The British author of Waterland crams enough life into these vignettes and full-blown stories to be justified in slyly giving his third collection a country’s name.
The opening story sets the recurring theme of postwar changes and displays Swift’s (Wish You Were Here, 2012, etc.) skill in compression, low-key humor, and keen glimpses into the marrow of lives. A roofer born in 1951 does well in the building boom after World War II and even better when he shifts to window cleaning for all those glass-clad high rises. The end of the Raj gets a twist with a second-generation Indian doctor recalling how his Anglophilic father was glad the war had brought him to a land he’d come to love in books, with its “thatched cottages, primroses, bluebells.” Many stories deal with the pain of love and loss. After a young couple sees a lawyer to make their wills, the husband tries to document his love for his wife in a letter never shared as the story moves inexorably to divorce and lawyers, “in duplicate.” One story harks back to World War I, quietly building to a wife’s torn feelings at learning her husband of more than five decades may have abused their daughter years ago and hating her grown child for making such claims so late in her parents’ lives. It’s one of the collection’s rare showcases for a woman.

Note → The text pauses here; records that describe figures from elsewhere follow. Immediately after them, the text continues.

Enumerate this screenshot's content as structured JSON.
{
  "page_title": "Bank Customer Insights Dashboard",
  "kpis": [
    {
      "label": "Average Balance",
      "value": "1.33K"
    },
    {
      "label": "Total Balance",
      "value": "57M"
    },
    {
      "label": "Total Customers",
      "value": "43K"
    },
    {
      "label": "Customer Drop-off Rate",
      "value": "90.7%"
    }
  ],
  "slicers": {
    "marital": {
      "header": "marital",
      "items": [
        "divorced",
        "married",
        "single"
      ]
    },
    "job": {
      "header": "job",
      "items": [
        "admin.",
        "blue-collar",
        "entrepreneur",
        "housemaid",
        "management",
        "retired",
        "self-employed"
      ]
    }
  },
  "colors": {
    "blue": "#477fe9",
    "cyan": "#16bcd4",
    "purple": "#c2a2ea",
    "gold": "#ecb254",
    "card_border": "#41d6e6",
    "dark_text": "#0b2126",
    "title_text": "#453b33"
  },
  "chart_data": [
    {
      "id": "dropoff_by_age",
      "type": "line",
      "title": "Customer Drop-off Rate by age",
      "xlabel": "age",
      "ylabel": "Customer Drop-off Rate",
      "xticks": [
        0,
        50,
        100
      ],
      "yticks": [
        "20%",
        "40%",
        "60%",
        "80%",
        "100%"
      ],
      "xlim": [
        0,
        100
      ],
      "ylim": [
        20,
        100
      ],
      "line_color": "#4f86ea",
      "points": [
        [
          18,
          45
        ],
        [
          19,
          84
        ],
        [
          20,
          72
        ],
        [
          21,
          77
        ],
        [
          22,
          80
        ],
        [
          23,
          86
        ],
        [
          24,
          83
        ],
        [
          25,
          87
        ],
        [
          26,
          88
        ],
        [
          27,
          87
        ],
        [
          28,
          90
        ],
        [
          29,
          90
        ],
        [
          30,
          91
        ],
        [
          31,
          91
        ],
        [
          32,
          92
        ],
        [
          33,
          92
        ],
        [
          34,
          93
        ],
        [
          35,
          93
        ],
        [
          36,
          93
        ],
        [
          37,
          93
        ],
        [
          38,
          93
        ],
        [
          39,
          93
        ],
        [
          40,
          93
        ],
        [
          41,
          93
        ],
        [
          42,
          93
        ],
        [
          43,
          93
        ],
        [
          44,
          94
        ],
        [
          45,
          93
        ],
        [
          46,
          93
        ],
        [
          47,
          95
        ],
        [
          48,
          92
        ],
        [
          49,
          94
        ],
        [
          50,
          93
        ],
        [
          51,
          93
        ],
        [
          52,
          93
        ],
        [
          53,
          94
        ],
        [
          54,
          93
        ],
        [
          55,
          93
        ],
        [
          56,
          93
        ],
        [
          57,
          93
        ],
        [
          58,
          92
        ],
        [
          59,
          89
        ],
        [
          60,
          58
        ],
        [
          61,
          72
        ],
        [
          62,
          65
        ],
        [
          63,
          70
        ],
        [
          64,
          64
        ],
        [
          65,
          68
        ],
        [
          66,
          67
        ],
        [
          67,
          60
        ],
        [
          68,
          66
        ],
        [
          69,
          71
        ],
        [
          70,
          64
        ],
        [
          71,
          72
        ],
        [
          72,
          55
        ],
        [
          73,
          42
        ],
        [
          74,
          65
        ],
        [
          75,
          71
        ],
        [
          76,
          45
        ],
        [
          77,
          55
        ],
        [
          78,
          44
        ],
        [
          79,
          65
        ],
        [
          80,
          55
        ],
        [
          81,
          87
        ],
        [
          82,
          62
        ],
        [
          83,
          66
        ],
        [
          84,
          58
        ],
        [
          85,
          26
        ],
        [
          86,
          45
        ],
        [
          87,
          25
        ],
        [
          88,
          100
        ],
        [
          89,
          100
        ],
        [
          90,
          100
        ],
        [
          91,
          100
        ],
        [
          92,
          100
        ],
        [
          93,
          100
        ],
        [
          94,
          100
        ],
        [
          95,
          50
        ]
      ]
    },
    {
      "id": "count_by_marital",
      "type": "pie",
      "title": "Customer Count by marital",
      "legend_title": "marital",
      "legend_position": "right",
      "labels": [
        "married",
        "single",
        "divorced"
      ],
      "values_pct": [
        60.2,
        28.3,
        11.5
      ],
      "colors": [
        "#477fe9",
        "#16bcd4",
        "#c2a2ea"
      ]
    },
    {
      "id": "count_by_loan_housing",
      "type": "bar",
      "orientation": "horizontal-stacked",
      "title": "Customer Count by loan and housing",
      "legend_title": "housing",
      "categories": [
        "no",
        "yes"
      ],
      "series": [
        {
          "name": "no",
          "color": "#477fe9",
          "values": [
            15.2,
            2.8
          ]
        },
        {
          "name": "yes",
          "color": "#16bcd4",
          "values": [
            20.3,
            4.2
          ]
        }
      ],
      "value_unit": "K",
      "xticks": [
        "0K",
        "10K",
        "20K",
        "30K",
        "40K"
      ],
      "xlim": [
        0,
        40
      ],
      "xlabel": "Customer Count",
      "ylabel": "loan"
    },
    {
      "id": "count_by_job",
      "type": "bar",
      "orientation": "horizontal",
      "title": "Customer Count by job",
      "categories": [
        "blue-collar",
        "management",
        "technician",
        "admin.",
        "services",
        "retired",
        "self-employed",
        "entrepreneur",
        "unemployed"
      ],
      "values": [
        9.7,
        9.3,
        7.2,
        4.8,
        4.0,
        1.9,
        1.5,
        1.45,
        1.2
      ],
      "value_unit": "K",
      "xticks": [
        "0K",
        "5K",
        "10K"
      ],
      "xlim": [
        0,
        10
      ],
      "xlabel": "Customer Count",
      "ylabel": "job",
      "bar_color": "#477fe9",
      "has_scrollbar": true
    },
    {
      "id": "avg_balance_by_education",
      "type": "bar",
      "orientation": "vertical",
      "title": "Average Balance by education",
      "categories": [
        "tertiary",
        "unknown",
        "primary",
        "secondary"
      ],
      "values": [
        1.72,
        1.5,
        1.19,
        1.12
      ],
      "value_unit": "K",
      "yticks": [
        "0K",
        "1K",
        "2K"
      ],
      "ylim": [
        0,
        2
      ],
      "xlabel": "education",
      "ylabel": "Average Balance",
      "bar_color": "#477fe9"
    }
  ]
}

The book ends with the title story, an encounter between a comedian and a coast guard officer who might well speak for Swift in his bemusement about how little he knows of the island he watches over.
The stories recall different eras stylistically as well, bearing echoes of Cheever, touches of O. Henry, and, in one chilling case, of Shirley Jackson’s “The Lottery.” With few weak spots and more than a few killers, it’s a potent gathering.